Breaking In

The walls of schools are thick.

The education system is a world unto itself. It has its own rules, its own culture. Most people who are in that world have spent their entire life in education since they were six years old. It is relatively rare to find an educator who has ever worked outside of the realm of education.

For an outsider like me to be given permission to come into a classroom and teach is highly unusual – particularly since I didn’t really know what I was doing.

But Deb made the difference in getting it to work. She was a recently retired and trusted community member from Dayton, involved with our experiment from the beginning. She saw that there was an opportunity to swap out a six-week module of their Careers class with an agile sprint. Deb pitched the idea to the career teacher and she agreed.

This class was required for all 11th graders. It consisted of two back-to-back periods, held in the first two periods in the morning, involving half of the students in that grade level. In the spring term, the other half of the 11th graders would take the class. I was to model a new learning approach in the fall and then their teacher would try to replicate it in the spring term.

They slotted me in as the middle curriculum module. I had only a few weeks to prepare before the launch.

To be honest, I was terrified. When you enter a classroom, you have to follow a whole new landscape of academic accountability – curriculums, learning targets, and grading rubrics – none of which I deeply understood or had previous experience with.
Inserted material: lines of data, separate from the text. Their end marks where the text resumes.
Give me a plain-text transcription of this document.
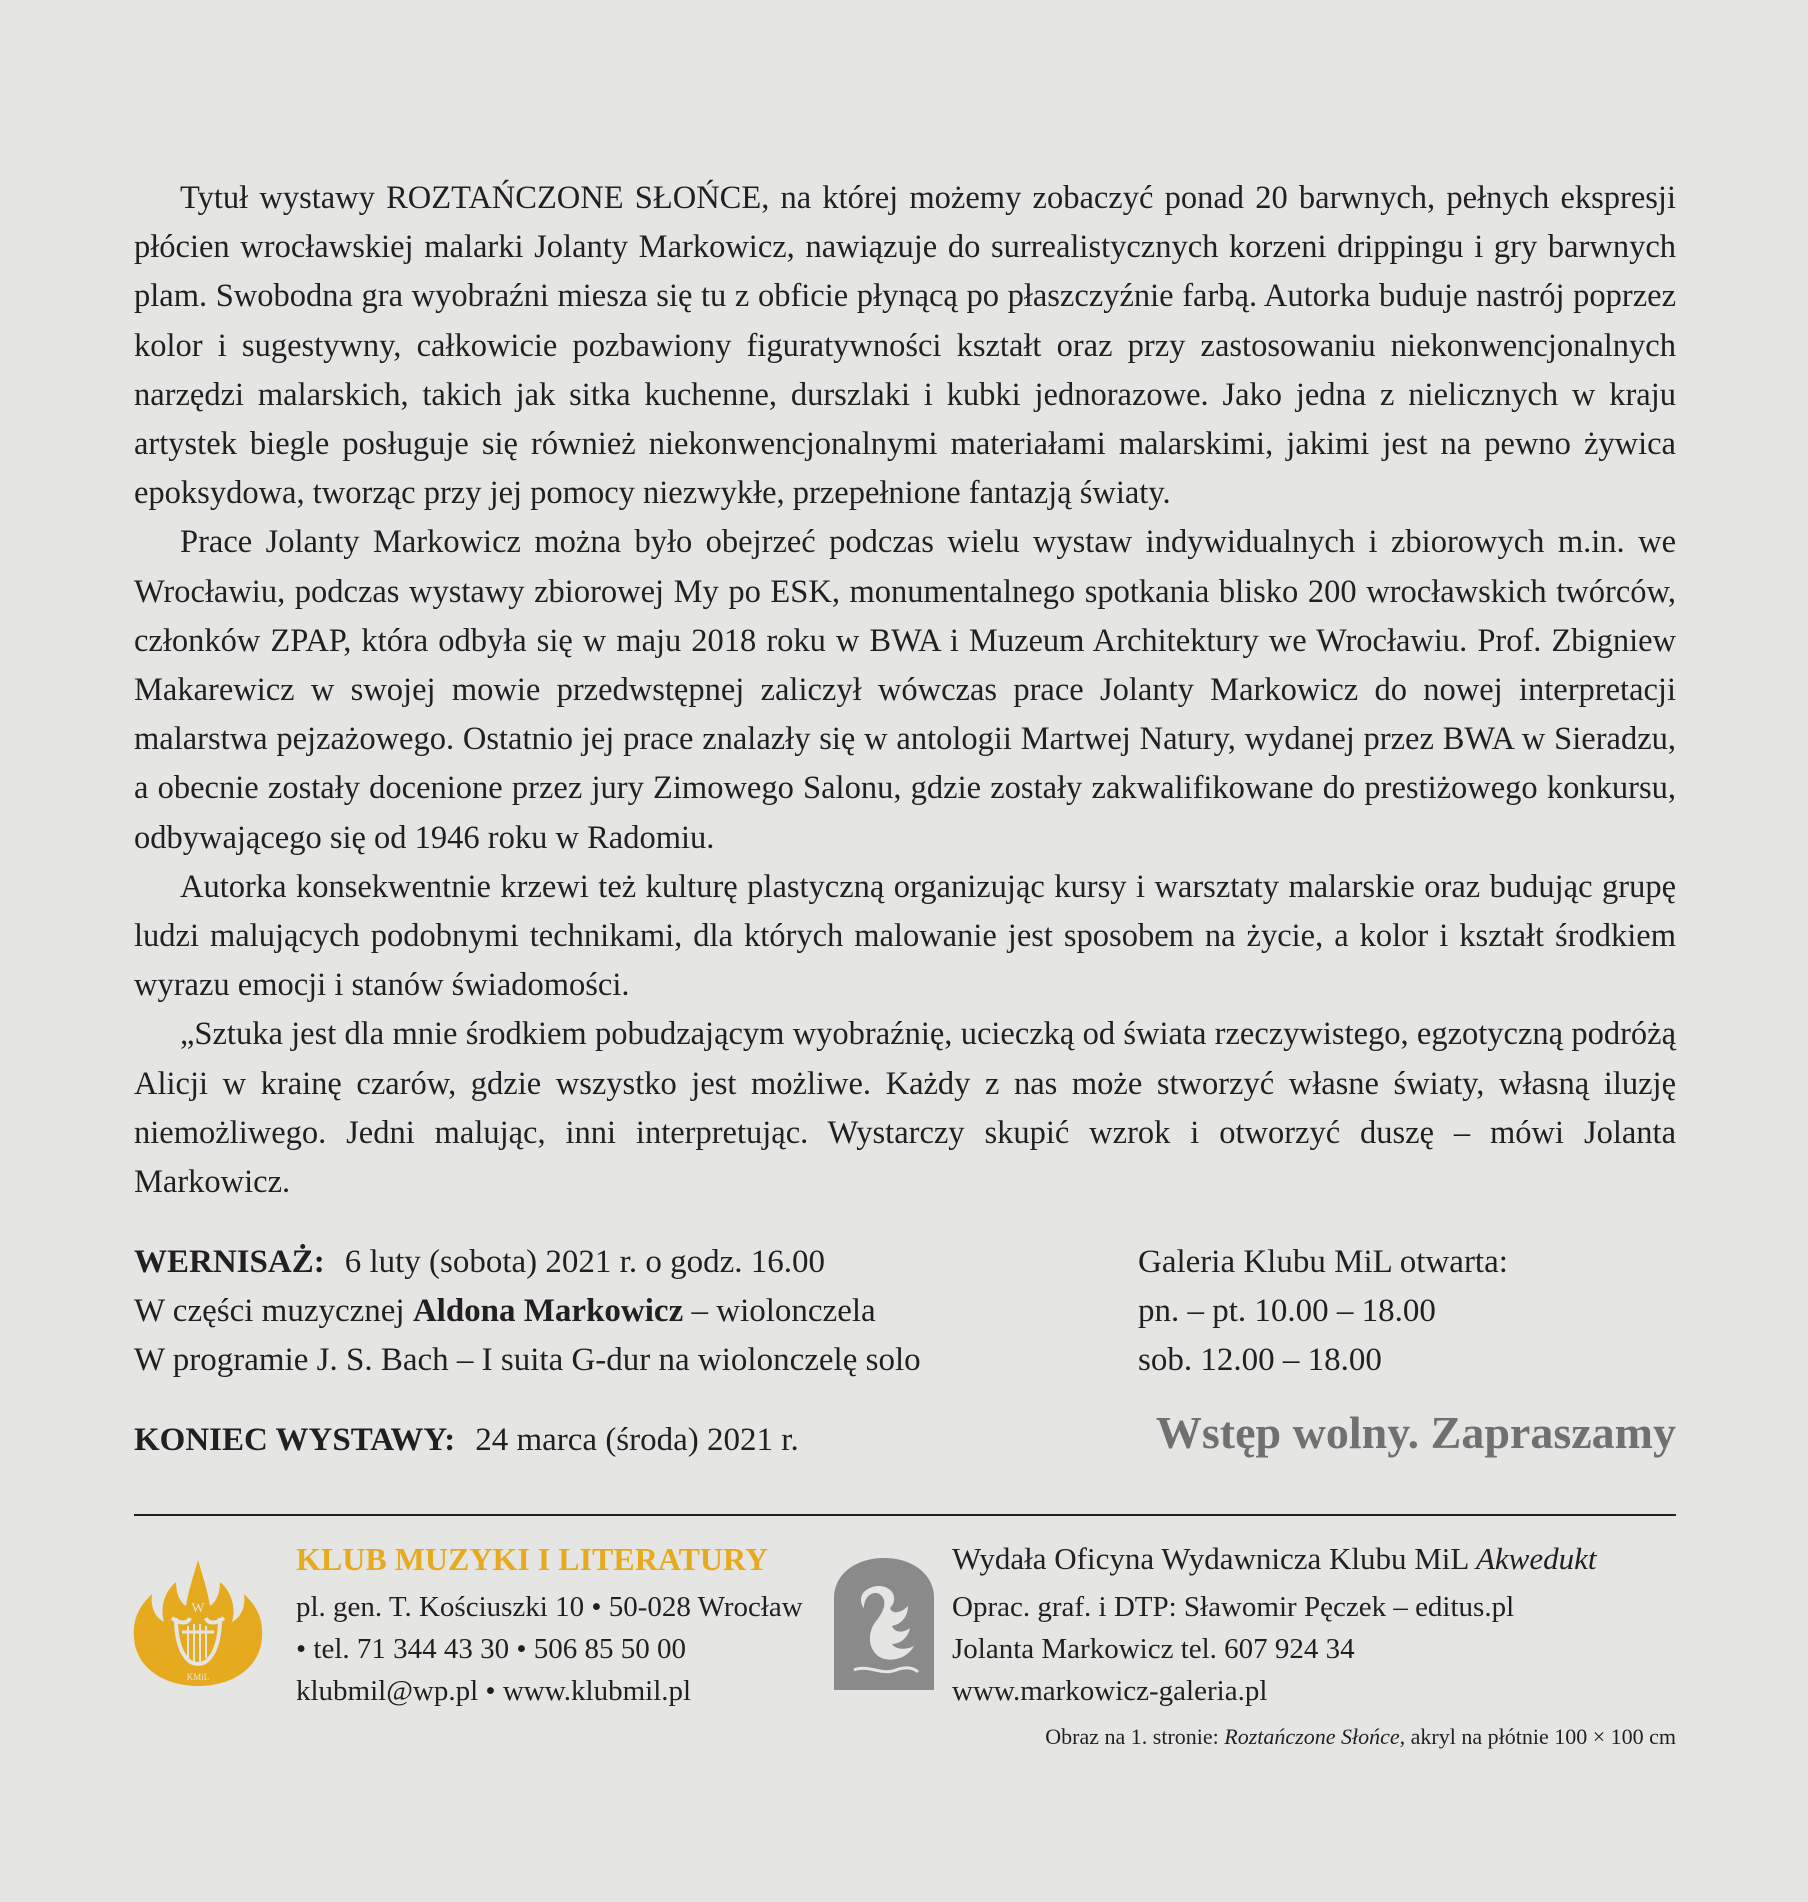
Tytuł wystawy ROZTAŃCZONE SŁOŃCE, na której możemy zobaczyć ponad 20 barwnych, pełnych ekspresji płócien wrocławskiej malarki Jolanty Markowicz, nawiązuje do surrealistycznych korzeni drippingu i gry barwnych plam. Swobodna gra wyobraźni miesza się tu z obficie płynącą po płaszczyźnie farbą. Autorka buduje nastrój poprzez kolor i sugestywny, całkowicie pozbawiony figuratywności kształt oraz przy zastosowaniu niekonwencjonalnych narzędzi malarskich, takich jak sitka kuchenne, durszlaki i kubki jednorazowe. Jako jedna z nielicznych w kraju artystek biegle posługuje się również niekonwencjonalnymi materiałami malarskimi, jakimi jest na pewno żywica epoksydowa, tworząc przy jej pomocy niezwykłe, przepełnione fantazją światy.

Prace Jolanty Markowicz można było obejrzeć podczas wielu wystaw indywidualnych i zbiorowych m.in. we Wrocławiu, podczas wystawy zbiorowej My po ESK, monumentalnego spotkania blisko 200 wrocławskich twórców, członków ZPAP, która odbyła się w maju 2018 roku w BWA i Muzeum Architektury we Wrocławiu. Prof. Zbigniew Makarewicz w swojej mowie przedwstępnej zaliczył wówczas prace Jolanty Markowicz do nowej interpretacji malarstwa pejzażowego. Ostatnio jej prace znalazły się w antologii Martwej Natury, wydanej przez BWA w Sieradzu, a obecnie zostały docenione przez jury Zimowego Salonu, gdzie zostały zakwalifikowane do prestiżowego konkursu, odbywającego się od 1946 roku w Radomiu.

Autorka konsekwentnie krzewi też kulturę plastyczną organizując kursy i warsztaty malarskie oraz budując grupę ludzi malujących podobnymi technikami, dla których malowanie jest sposobem na życie, a kolor i kształt środkiem wyrazu emocji i stanów świadomości.

„Sztuka jest dla mnie środkiem pobudzającym wyobraźnię, ucieczką od świata rzeczywistego, egzotyczną podróżą Alicji w krainę czarów, gdzie wszystko jest możliwe. Każdy z nas może stworzyć własne światy, własną iluzję niemożliwego. Jedni malując, inni interpretując. Wystarczy skupić wzrok i otworzyć duszę – mówi Jolanta Markowicz.

WERNISAŻ: 6 luty (sobota) 2021 r. o godz. 16.00
W części muzycznej Aldona Markowicz – wiolonczela
W programie J. S. Bach – I suita G-dur na wiolonczelę solo
KONIEC WYSTAWY: 24 marca (środa) 2021 r.
Galeria Klubu MiL otwarta:
pn. – pt. 10.00 – 18.00
sob. 12.00 – 18.00
Wstęp wolny. Zapraszamy
W
KMiL
KLUB MUZYKI I LITERATURY
pl. gen. T. Kościuszki 10 • 50-028 Wrocław
• tel. 71 344 43 30 • 506 85 50 00
klubmil@wp.pl • www.klubmil.pl
Wydała Oficyna Wydawnicza Klubu MiL Akwedukt
Oprac. graf. i DTP: Sławomir Pęczek – editus.pl
Jolanta Markowicz tel. 607 924 34
www.markowicz-galeria.pl
Obraz na 1. stronie: Roztańczone Słońce, akryl na płótnie 100 × 100 cm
And then I had to figure out what I would teach and how the students would learn. On top of that, I knew that after six weeks we had to deliver something that was truly amazing.

Finally, there was the thought of standing in front of two classes of thirty students each day and keeping them engaged and focused. I was in way over my head.

But the fact that I was invited inside their walls was a powerful testament to the power of trusted relationships – this would likely never have happened in a larger district. I needed to take advantage of this opportunity and walk courageously into the experience.